Les époux Guillaumin ont allégué notamment que la société Carpi, professionnel de l'immobilier, ne pouvait ignorer les problèmes du terrain sur lequel elle édifiait les pavillons, que le vice caché était antérieur à la vente signée le 23 mars 1980 et que l'appelante ne saurait en aucun cas invoquer les clauses de non-garantie insérées dans l'acte authentique du 23 décembre 1989, et ce conformément aux articles 1792 et 1792-5 du Code civil, de l'article L. 132-1 du Code de la consommation et du décret n° 78-464 du 24 mars 1978. Ils ont conclu à la confirmation du jugement déféré en ce qu'il a prononcé la résolution de la vente intervenue les 28 mars 1980 et 23 décembre 1989 et condamné la société Carpi à leur verser la somme de 308 400 F.

Par voie d'appel incident, ils ont prié la cour de dire que la somme de 308 400 F sera réévaluée en fonction de la variation de l'indice du coût de la construction publié par l'INSEE entre la date d'achèvement des travaux, soit le 3e trimestre 1980, et celle de la résolution, c'est-à-dire à la date de l'arrêt; de condamner la société Carpi à leur payer à titre de dommages-intérêts, en premier lieu, la différence entre la somme de 633 830,28 F, coût de l'acquisition, et la somme qui résultera du calcul de la réévaluation du montant afférent au capital versé, en second lieu 10 % du prix de la vente; de condamner la susnommée, d'une part, à leur verser une somme de 233 000 F à titre de remboursement des impenses utiles, d'autre part, à les indemniser à hauteur de 200 000 F de tous les frais qu'ils devront engager pour l'achat d'une maison identique (frais d'avance, frais de notaire, droits d'enregistrement etc...); de condamner en outre la société Carpi à leur verser les sommes de 20 000 F au titre des frais de déménagement, de 200 000 F en réparation de leur préjudice moral et de 35 000 F sur le fondement de l'article 700 du nouveau Code de procédure civile.
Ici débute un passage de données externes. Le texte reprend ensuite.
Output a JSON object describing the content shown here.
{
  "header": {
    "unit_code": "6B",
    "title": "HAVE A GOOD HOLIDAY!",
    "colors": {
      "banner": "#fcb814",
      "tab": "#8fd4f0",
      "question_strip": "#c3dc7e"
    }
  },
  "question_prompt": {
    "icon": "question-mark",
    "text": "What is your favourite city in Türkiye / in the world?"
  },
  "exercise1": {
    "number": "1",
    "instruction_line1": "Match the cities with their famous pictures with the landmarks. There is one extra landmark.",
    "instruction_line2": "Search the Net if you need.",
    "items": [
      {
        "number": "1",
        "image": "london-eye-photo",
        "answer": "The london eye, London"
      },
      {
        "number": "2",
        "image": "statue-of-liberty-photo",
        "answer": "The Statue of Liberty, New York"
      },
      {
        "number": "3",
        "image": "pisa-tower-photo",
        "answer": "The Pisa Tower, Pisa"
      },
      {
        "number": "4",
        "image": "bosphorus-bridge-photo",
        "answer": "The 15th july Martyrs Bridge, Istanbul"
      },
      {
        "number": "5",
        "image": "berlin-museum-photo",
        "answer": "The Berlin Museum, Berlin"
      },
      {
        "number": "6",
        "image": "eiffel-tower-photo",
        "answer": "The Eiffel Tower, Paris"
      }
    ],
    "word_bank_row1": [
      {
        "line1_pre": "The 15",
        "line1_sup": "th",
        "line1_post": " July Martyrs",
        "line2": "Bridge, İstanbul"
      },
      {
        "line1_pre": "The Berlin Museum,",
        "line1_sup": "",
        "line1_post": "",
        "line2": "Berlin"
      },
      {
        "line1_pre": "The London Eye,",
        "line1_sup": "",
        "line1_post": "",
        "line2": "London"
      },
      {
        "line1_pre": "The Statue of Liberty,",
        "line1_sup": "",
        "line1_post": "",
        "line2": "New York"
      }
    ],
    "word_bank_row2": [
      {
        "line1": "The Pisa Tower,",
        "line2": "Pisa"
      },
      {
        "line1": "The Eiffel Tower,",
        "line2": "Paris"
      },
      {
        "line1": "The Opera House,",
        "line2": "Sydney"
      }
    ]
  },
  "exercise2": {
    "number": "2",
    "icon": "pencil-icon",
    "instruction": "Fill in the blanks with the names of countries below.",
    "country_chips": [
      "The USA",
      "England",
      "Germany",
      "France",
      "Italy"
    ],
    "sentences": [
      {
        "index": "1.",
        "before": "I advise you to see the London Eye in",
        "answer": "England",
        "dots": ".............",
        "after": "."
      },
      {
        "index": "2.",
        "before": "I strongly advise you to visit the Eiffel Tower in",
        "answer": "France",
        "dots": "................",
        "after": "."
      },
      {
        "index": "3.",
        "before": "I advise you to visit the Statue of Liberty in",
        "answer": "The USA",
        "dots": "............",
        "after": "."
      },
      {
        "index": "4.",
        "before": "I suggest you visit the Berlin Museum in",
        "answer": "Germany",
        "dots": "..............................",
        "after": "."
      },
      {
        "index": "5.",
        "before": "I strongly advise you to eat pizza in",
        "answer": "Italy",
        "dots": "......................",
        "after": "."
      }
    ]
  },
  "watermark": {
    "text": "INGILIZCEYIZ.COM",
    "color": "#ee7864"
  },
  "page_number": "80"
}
Ils ont au surplus sollicité qu'il soit sursis à statuer jusqu'à ce qu'ils aient obtenu le justificatif de la régularisation des formalités de publicité foncière évoquées par la société Carpi.

Les débats ont été rouverts afin de recueillir les observations des parties sur la justification de la publication de l'assignation, requise par les époux Guillaumin auprès du Conservateur des hypothèques de Trévoux.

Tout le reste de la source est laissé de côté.